At the time of publishing this article, 1 terabyte of storage costs AUD$10.99 per user per month on Dropbox, AUD$11.40 per user per month on Google Drive, and Microsoft’s OneDrive is AUD$9.00 per user per month including an annual subscription to Office 365.
Business pricing differs: Dropbox offers unlimited storage for a minimum of five users for AUD$17 per month, for example.
If all of that sounds confusing, keep this in mind - cloud storage services are constantly changing, and pricing is just as liquid. There is no substitute for doing your research.
Features unique to each provider
Aside to the basic functionality, each provider also offers features that differentiate them from each other. For example, Google’s offering includes its built-in, web-based office suite, Google Docs, which offers superior real-time collaboration with powerful editing and chat built into the interface. Microsoft’s OneDrive includes an app for its Xbox gaming console, and better integration with its own Microsoft Office. Dropbox is popular with software developers, which means better third-party integration with a host of other applications.

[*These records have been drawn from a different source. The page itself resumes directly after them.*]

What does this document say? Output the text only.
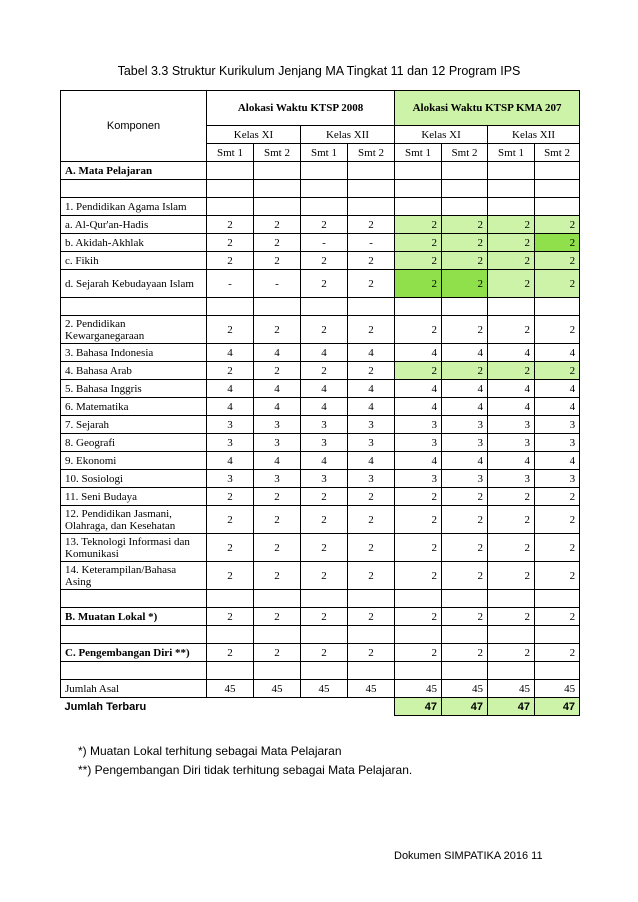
Tabel 3.3 Struktur Kurikulum Jenjang MA Tingkat 11 dan 12 Program IPS
Komponen	Alokasi Waktu KTSP 2008				Alokasi Waktu KTSP KMA 207			
	Kelas XI		Kelas XII		Kelas XI		Kelas XII	
	Smt 1	Smt 2	Smt 1	Smt 2	Smt 1	Smt 2	Smt 1	Smt 2
A. Mata Pelajaran								

1. Pendidikan Agama Islam								
a. Al-Qur'an-Hadis	2	2	2	2	2	2	2	2
b. Akidah-Akhlak	2	2	-	-	2	2	2	2
c. Fikih	2	2	2	2	2	2	2	2
d. Sejarah Kebudayaan Islam	-	-	2	2	2	2	2	2

2. Pendidikan Kewarganegaraan	2	2	2	2	2	2	2	2
3. Bahasa Indonesia	4	4	4	4	4	4	4	4
4. Bahasa Arab	2	2	2	2	2	2	2	2
5. Bahasa Inggris	4	4	4	4	4	4	4	4
6. Matematika	4	4	4	4	4	4	4	4
7. Sejarah	3	3	3	3	3	3	3	3
8. Geografi	3	3	3	3	3	3	3	3
9. Ekonomi	4	4	4	4	4	4	4	4
10. Sosiologi	3	3	3	3	3	3	3	3
11. Seni Budaya	2	2	2	2	2	2	2	2
12. Pendidikan Jasmani, Olahraga, dan Kesehatan	2	2	2	2	2	2	2	2
13. Teknologi Informasi dan Komunikasi	2	2	2	2	2	2	2	2
14. Keterampilan/Bahasa Asing	2	2	2	2	2	2	2	2

B. Muatan Lokal *)	2	2	2	2	2	2	2	2

C. Pengembangan Diri **)	2	2	2	2	2	2	2	2

Jumlah Asal	45	45	45	45	45	45	45	45
Jumlah Terbaru					47	47	47	47
*) Muatan Lokal terhitung sebagai Mata Pelajaran
**) Pengembangan Diri tidak terhitung sebagai Mata Pelajaran.
Dokumen SIMPATIKA 2016 11
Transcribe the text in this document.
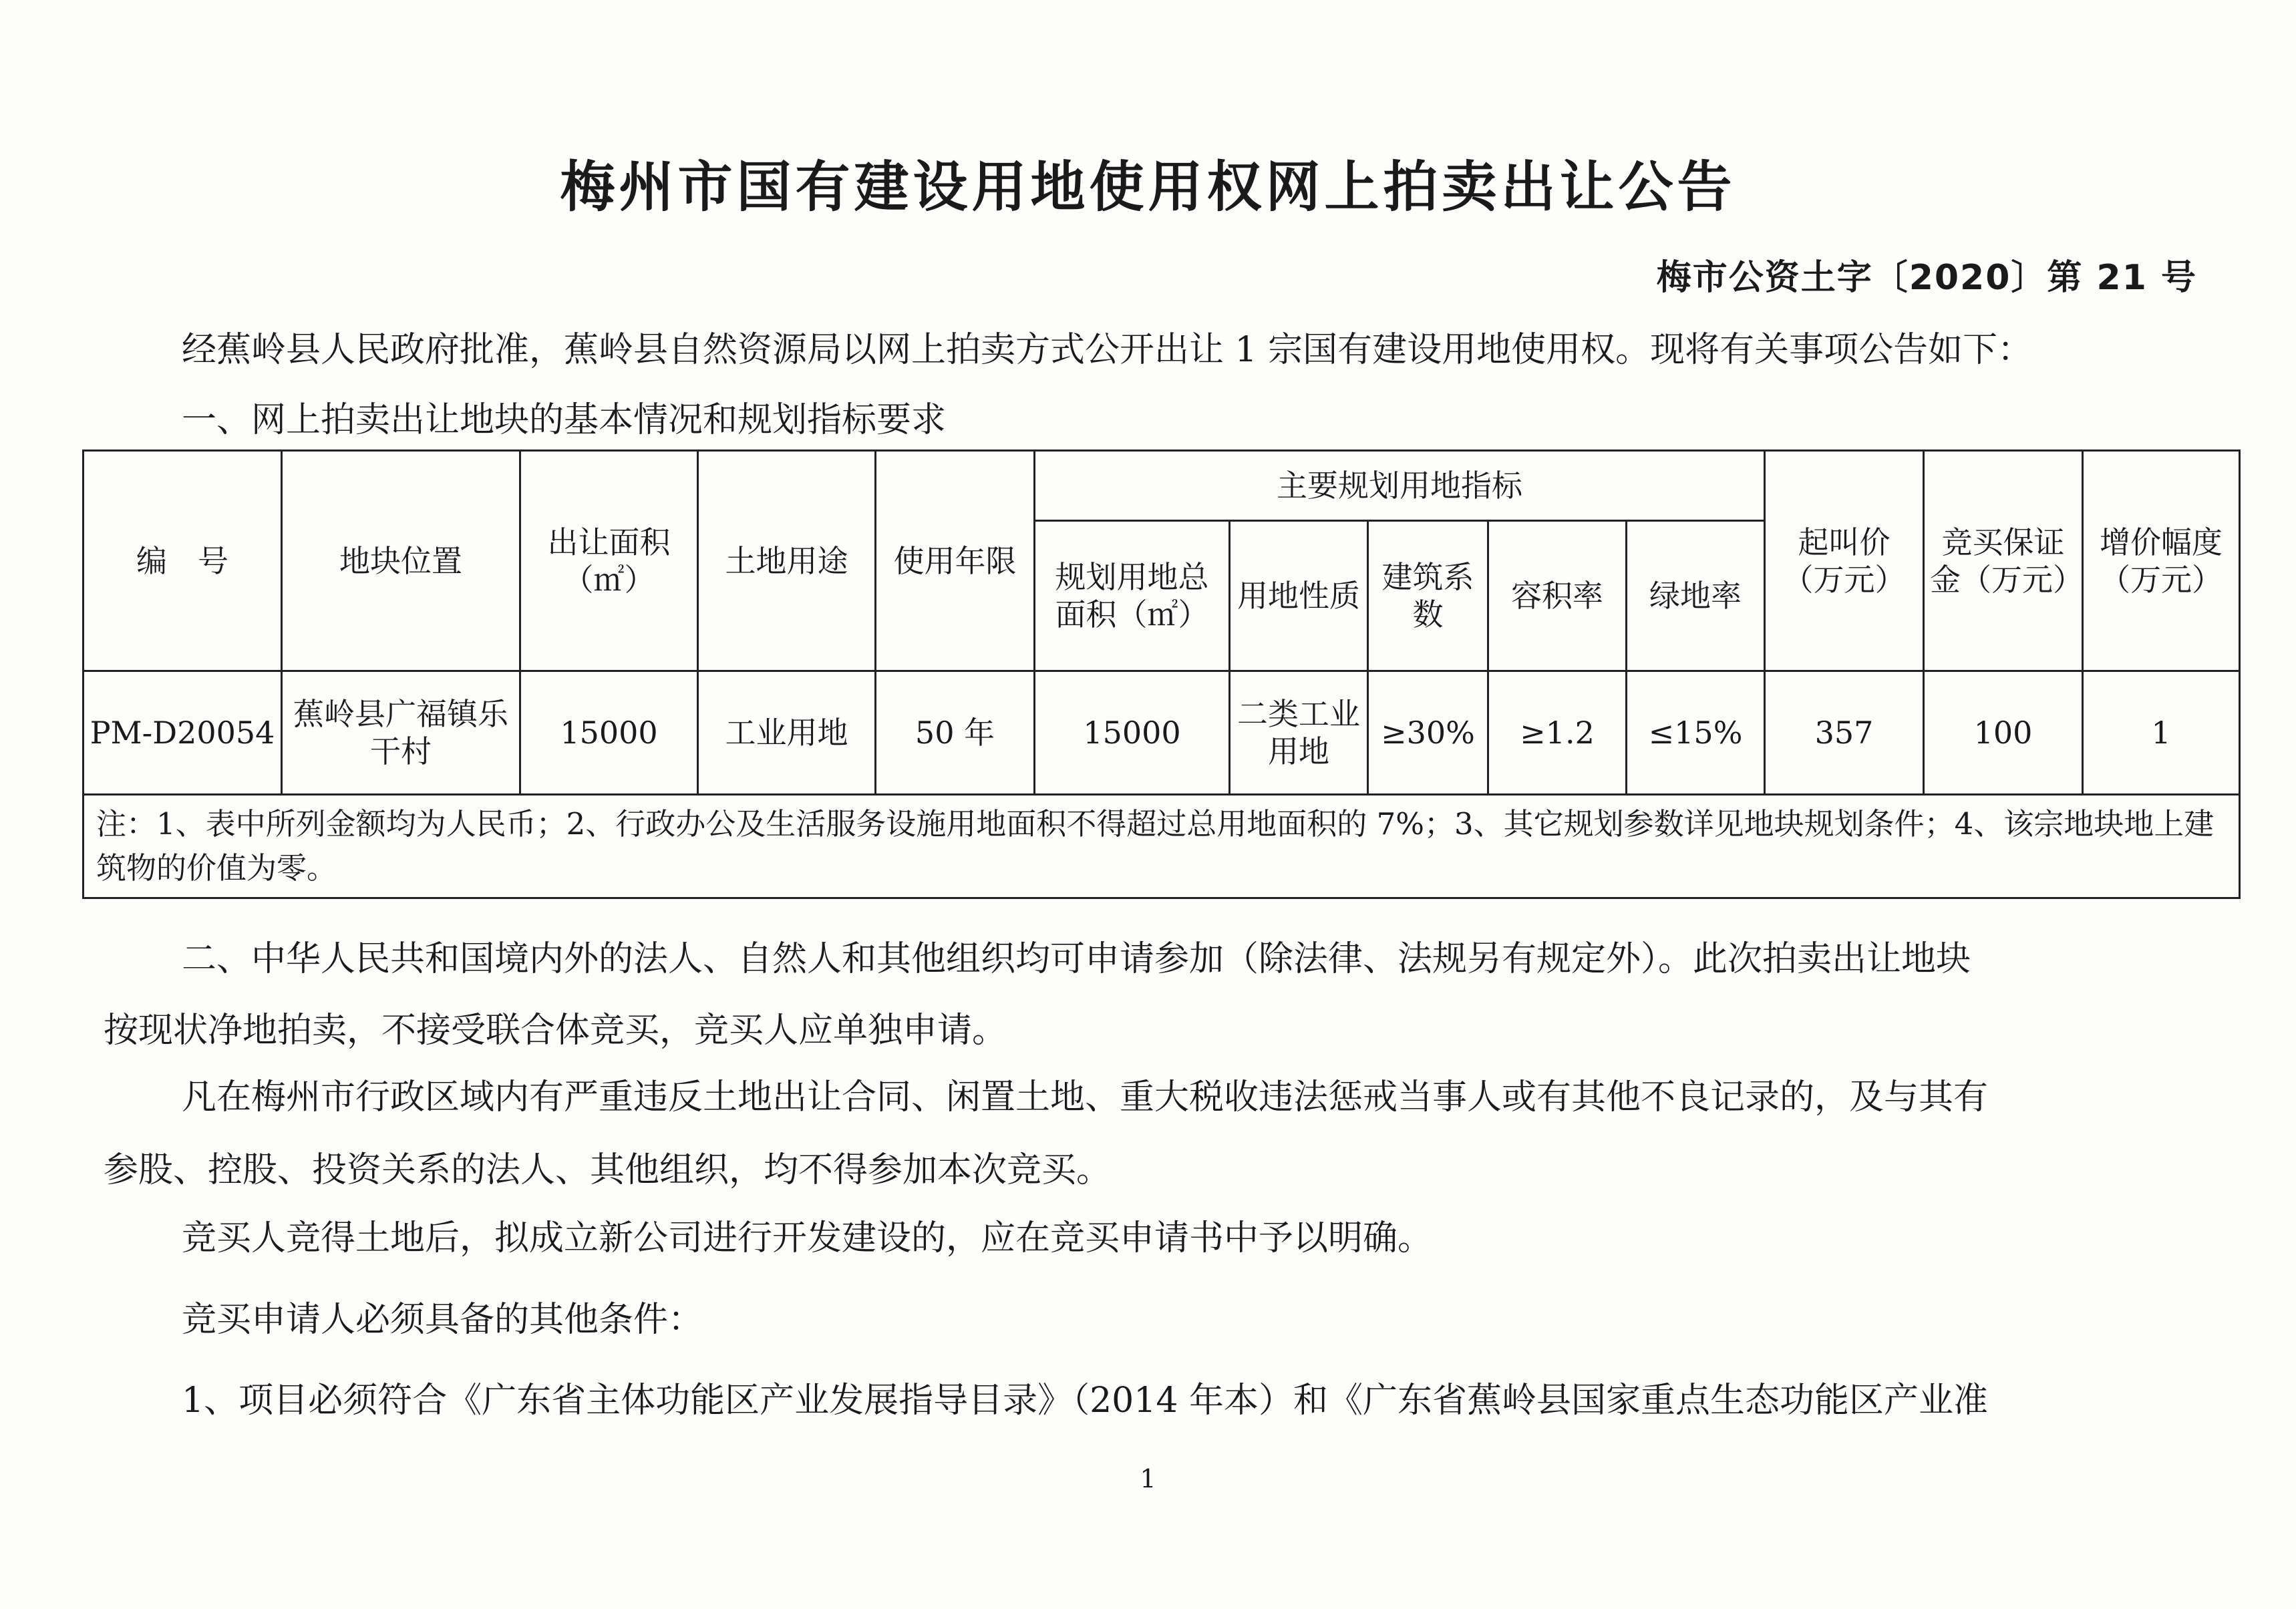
梅州市国有建设用地使用权网上拍卖出让公告
梅市公资土字〔2020〕第 21 号
经蕉岭县人民政府批准，蕉岭县自然资源局以网上拍卖方式公开出让 1 宗国有建设用地使用权。现将有关事项公告如下：
一、网上拍卖出让地块的基本情况和规划指标要求
编　号	地块位置	出让面积（㎡）	土地用途	使用年限	主要规划用地指标					起叫价（万元）	竞买保证金（万元）	增价幅度（万元）
					规划用地总面积（㎡）	用地性质	建筑系数	容积率	绿地率			
PM-D20054	蕉岭县广福镇乐干村	15000	工业用地	50 年	15000	二类工业用地	≥30%	≥1.2	≤15%	357	100	1
注：1、表中所列金额均为人民币；2、行政办公及生活服务设施用地面积不得超过总用地面积的 7%；3、其它规划参数详见地块规划条件；4、该宗地块地上建筑物的价值为零。												
二、中华人民共和国境内外的法人、自然人和其他组织均可申请参加（除法律、法规另有规定外）。此次拍卖出让地块
按现状净地拍卖，不接受联合体竞买，竞买人应单独申请。
凡在梅州市行政区域内有严重违反土地出让合同、闲置土地、重大税收违法惩戒当事人或有其他不良记录的，及与其有
参股、控股、投资关系的法人、其他组织，均不得参加本次竞买。
竞买人竞得土地后，拟成立新公司进行开发建设的，应在竞买申请书中予以明确。
竞买申请人必须具备的其他条件：
1、项目必须符合《广东省主体功能区产业发展指导目录》（2014 年本）和《广东省蕉岭县国家重点生态功能区产业准
1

That’s not to mention the providers outside of the big three, which include Box, Copy, and SpiderOak, just to name a few. Knowing which provider is right for your business can be confusing, which is why we recommend talking over the options before committing to any single provider, so that you find the right match for your particular needs.
Cloud storage risks
Given the many benefits of cloud providers, it’s easy to forget that, like any new technology, there are risks. The nature of the cloud is to make files available as easily as possible to you and your colleagues. That also lends itself to security risks - by granting you easier access to your files, cloud providers also grant easier access to would-be hackers.
In other words, storage providers are a constant target. Instead of targeting individual networks or computers, it’s much more enticing for a hacker to target the cloud storage provider itself, since millions of users’ data are now in the same place. Some of that threat is offset by the fact that cloud providers tend to implement much more sophisticated security measures than would typically exist in the average office environment. Nonetheless, the threat is greater in the cloud.
When a breach does happen, the mere fact that internet speeds have increased exponentially also makes it easier for data thieves. Where it once took minutes, even hours, for a hacker to retrieve large files over the internet, that same file can now be retrieved in seconds.
Another risk you will certainly face is the feeling that you are relinquishing control of your data and placing your trust in your cloud storage provider to protect it on your behalf. Fortunately, cloud encryption can provide an added level of management and peace of mind. If you encrypt anything before you send it out from your own environment you maintain a level of control and an added level of authority over your data - not to mention peace of mind that you data is secure when it's pushed to the cloud.
While there are risks, cloud computing continues to be a smart option for many and offers significant benefits.
Before you move to the cloud we recommend looking at several providers so you can choose the one that is right for your business, in the interest of helping you make a more informed decision.